9ème édition La Cuisine du bonheur

Sous le parrainage de Régis Marcon

Les lentilles d’or sont les prix remis aux photographes Lauréats

 

 

 

 

 

 

Le Grand Prix

 

 

 

 

Festival International de la Photographie Culinaire. Remise des trophées Lentilles d’Or FIPC 2018 Bibliothèque nationale de France.

Crédit Photo JL Vandevivere

 

 

 

 

 En images, la cuisine du bonheur selon Elodie Petit:

 

 

 

                    

 

 

 

 

 

 

 

 

Rencontre avec Elodie Petit

 

 

Bonjour Elodie Petit, pouvez-vous nous parler de vous de votre formation, votre parcours?

J’ai fait une école de photographie sur les conseils de Lucien Clergue que j’avais eu la chance de rencontrer lorsque j’étais encore en terminale. L’école Icart Photo proposait une formation en 3 ans. À la sortie de l’école j’ai démarré la photographie automobile.

 

– Vous voulez bien nous raconter votre première photo?

 J’ai fait ma première photographie à l’âge de 5 ans avec le Polaroïd de mes parents qui l’utilisait pour les repérages qu’ils faisaient en événementiel.

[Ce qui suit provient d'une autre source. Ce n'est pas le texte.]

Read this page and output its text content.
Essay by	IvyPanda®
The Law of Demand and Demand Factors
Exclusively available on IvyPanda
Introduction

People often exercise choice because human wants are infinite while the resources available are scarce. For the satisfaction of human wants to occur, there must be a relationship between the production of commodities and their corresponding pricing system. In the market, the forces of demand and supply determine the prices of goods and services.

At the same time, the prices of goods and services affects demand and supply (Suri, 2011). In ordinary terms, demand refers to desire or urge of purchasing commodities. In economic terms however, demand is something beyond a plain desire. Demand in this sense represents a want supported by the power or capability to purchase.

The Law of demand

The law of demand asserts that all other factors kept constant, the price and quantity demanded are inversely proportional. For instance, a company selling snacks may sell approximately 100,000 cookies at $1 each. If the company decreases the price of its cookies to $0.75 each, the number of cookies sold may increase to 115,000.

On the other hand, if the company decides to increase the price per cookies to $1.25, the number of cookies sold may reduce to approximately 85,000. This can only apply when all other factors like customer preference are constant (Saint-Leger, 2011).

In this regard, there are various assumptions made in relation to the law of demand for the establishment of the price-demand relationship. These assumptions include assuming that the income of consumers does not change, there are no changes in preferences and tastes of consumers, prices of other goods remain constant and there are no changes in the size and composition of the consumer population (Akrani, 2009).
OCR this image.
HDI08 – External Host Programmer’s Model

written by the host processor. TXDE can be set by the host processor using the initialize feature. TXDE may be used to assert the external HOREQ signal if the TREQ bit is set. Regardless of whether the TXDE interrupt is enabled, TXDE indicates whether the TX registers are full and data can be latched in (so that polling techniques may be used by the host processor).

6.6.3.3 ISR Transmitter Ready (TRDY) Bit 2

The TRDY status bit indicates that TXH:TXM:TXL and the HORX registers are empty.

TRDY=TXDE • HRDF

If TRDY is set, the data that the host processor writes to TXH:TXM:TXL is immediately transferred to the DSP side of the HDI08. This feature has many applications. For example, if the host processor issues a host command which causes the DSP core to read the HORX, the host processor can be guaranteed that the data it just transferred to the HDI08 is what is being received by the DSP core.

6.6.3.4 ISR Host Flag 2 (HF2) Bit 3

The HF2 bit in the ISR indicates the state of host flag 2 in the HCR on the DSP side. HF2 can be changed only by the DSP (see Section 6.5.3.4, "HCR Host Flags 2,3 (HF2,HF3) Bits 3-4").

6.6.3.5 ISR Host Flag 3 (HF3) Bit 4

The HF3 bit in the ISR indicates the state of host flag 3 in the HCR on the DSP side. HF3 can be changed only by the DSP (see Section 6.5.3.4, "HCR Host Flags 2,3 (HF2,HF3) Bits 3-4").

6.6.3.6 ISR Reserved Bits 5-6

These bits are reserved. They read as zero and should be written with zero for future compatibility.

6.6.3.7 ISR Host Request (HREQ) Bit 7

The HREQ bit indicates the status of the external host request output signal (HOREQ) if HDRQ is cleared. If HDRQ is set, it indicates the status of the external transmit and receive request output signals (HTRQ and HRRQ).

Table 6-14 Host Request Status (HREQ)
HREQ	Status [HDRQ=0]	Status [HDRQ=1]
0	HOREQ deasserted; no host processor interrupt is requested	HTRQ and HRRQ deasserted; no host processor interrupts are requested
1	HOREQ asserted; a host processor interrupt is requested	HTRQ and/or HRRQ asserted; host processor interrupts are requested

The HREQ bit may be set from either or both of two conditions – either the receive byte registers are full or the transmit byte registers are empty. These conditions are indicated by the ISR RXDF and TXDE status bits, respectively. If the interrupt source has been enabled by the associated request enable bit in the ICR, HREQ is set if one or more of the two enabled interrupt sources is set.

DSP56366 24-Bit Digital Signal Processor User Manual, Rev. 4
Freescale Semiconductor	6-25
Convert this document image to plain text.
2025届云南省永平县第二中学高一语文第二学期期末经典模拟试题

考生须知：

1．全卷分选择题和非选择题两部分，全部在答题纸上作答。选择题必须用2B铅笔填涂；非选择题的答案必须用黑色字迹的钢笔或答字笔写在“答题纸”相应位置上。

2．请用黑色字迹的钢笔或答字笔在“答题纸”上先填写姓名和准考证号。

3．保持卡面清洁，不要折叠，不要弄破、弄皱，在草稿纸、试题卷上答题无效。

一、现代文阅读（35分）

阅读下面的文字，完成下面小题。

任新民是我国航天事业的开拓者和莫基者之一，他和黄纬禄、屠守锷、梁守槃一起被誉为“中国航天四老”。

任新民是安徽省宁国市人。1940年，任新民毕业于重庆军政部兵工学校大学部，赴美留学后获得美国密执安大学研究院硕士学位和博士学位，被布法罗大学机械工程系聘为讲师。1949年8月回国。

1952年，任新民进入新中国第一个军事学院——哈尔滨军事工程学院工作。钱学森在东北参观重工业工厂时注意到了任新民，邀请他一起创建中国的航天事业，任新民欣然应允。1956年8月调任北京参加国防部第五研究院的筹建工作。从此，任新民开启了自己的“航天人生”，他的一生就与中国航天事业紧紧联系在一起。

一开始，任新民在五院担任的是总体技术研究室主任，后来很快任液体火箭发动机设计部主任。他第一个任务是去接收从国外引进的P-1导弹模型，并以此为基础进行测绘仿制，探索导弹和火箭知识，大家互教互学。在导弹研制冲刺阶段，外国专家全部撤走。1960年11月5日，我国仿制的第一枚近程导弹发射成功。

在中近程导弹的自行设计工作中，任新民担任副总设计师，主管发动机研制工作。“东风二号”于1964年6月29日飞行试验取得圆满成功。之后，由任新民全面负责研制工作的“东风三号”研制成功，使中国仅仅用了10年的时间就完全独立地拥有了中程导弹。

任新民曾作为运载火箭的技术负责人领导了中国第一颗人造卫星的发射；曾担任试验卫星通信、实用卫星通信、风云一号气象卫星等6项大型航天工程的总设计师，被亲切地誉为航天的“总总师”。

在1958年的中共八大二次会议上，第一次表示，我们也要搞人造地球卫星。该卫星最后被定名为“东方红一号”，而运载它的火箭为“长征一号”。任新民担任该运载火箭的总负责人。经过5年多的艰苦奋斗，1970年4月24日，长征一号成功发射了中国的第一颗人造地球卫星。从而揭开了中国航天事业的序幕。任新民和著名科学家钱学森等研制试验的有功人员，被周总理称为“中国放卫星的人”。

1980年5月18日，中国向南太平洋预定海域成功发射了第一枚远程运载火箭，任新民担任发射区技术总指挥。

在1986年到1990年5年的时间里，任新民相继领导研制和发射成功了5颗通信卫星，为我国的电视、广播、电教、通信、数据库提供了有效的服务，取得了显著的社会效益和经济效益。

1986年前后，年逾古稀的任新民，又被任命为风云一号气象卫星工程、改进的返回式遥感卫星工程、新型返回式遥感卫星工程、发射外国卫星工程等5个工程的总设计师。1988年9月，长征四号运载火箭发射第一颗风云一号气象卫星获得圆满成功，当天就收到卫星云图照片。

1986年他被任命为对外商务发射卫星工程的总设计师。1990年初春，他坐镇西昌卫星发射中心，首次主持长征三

Je faisais des mises en scènes avec mes poupées et mes animaux (chiens et chat).

– Comment devient-on photographe culinaire?

Je suis devenue photographe culinaire par hasard.

Je faisais des photos de 4×4 pour Lada et au salon de l’automobile. J’ai rencontré par hasard Nicolas Lecoeur PDG d’un traiteur parisien qui venait de naître à l’époque (Fleur de mets). En voyant les photos que j’avais dans ma carte mémoire ce soir là il m’a dit aimer ma façon de raconter des histoires. Il m’a proposé de faire les photos de la carte été de ce traiteur.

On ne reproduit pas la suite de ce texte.